Another, simpler step that the state could take to rein in the cost of the prevailing wage while leaving a floor beneath construction wages is to establish what might be called a "median-wage rule." Under this median-wage rule, the state would still make use of collective bargaining agreements in setting prevailing wage rates, but the law would be focused on protecting the pay of lower-wage workers.
The rationale for this rule is fairly straightforward and entirely in keeping with Michigan’s traditional concern for low-wage workers. Michiganians hope to improve wages and working conditions for those on the lower rungs of the economic ladder, but most construction workers are not really on the lower rungs. Construction workers can and often will receive generous compensation for their skills and effort; there is no need for the state to mandate wages that are substantially above average for the community as a whole.

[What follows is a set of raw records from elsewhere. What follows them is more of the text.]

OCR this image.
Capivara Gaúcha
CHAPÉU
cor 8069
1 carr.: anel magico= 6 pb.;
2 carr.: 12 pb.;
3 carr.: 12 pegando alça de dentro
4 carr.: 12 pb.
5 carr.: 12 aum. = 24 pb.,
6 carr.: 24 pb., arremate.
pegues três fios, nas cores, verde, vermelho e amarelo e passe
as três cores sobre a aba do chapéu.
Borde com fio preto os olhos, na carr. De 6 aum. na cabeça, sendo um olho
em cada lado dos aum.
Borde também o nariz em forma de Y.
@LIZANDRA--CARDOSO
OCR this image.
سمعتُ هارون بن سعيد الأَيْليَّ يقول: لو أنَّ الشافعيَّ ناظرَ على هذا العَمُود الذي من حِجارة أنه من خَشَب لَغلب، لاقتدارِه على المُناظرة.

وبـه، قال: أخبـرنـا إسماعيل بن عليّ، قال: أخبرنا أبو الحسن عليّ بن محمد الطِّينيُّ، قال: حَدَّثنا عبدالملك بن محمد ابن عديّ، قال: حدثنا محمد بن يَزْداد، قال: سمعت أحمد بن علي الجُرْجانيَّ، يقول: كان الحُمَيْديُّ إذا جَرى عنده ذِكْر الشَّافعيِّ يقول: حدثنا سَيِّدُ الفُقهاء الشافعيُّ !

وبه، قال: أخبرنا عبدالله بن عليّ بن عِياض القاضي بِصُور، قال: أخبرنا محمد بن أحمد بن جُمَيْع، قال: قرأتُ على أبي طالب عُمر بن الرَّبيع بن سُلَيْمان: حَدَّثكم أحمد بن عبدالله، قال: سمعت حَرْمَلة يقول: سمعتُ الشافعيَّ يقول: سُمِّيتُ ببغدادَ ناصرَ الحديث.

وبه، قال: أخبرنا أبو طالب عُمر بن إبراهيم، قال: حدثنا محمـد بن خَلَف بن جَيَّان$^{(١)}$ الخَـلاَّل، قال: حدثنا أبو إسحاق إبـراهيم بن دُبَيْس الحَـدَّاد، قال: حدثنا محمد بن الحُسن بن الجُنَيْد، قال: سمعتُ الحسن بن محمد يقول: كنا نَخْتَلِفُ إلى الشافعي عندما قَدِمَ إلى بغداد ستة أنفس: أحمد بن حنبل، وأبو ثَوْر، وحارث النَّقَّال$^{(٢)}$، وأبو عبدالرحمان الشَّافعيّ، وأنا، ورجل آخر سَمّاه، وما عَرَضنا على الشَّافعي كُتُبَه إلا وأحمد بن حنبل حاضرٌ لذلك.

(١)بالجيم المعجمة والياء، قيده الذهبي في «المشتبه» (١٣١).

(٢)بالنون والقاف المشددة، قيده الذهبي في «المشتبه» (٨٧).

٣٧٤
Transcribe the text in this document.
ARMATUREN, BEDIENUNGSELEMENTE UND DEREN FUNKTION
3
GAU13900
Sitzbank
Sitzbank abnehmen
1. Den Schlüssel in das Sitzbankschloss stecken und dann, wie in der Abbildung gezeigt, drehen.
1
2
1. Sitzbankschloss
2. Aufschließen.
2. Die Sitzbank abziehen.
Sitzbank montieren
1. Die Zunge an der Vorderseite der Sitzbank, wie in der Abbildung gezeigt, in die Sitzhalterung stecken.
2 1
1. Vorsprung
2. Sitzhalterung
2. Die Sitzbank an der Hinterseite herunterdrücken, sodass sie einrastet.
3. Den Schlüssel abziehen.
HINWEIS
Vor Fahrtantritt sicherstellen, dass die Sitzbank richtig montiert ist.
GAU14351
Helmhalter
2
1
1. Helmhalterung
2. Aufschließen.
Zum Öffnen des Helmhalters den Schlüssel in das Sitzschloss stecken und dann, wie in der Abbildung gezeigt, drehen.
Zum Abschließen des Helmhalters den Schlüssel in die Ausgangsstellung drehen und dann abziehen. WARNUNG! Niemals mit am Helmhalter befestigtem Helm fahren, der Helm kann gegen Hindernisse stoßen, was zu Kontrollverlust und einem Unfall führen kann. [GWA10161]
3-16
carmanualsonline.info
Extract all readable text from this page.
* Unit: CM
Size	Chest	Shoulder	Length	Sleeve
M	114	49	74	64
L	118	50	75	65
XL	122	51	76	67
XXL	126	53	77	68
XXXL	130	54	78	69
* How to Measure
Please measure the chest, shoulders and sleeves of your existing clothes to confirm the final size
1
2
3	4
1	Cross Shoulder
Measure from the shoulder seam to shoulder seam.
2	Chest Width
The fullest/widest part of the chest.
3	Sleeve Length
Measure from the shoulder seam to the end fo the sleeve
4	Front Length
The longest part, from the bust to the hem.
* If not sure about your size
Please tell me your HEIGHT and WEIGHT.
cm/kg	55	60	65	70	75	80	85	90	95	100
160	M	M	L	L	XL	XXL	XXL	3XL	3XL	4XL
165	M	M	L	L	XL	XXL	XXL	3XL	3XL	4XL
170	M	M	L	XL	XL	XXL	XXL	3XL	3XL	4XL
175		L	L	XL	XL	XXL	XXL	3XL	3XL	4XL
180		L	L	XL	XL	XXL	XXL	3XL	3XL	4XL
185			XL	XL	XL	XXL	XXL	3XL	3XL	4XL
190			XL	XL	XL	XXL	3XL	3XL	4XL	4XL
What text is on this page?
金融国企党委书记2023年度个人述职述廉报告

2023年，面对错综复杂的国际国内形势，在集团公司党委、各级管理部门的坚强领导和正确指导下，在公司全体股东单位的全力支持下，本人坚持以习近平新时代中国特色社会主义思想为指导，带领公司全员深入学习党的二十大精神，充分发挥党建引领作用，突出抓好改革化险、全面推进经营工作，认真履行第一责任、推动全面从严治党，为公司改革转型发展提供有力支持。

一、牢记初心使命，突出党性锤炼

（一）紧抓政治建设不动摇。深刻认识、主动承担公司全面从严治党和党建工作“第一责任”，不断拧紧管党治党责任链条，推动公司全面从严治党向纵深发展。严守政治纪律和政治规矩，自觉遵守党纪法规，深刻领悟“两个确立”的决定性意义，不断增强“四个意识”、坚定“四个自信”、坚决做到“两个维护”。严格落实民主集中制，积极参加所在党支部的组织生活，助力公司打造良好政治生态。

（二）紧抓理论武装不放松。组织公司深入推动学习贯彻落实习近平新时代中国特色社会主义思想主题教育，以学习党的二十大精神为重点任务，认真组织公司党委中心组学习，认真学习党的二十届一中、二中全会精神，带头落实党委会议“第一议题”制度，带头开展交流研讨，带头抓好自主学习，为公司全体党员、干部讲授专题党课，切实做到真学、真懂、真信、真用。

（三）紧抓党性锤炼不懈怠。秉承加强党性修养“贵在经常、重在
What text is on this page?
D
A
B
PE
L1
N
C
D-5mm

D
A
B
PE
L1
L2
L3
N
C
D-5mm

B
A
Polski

Under the median-wage rule, the Wage and Hour Division would mandate minimum wages equal to the lesser of the collectively bargained wage or to the median wage for all workers (not just construction workers) in the state with a reasonable adjustment made for fringe benefits.
With the median-wage rule in place, workers on state-supported construction projects would still be protected by a wage floor, but contractors (and, by extension, taxpayers) would not be forced by law to pay wages that are significantly higher than the average for all Michigan workers.
The median-wage rule would also require action by the Legislature, but compared to generating accurate prevailing wage determinations, this median-wage rule would be much simpler to draft and implement.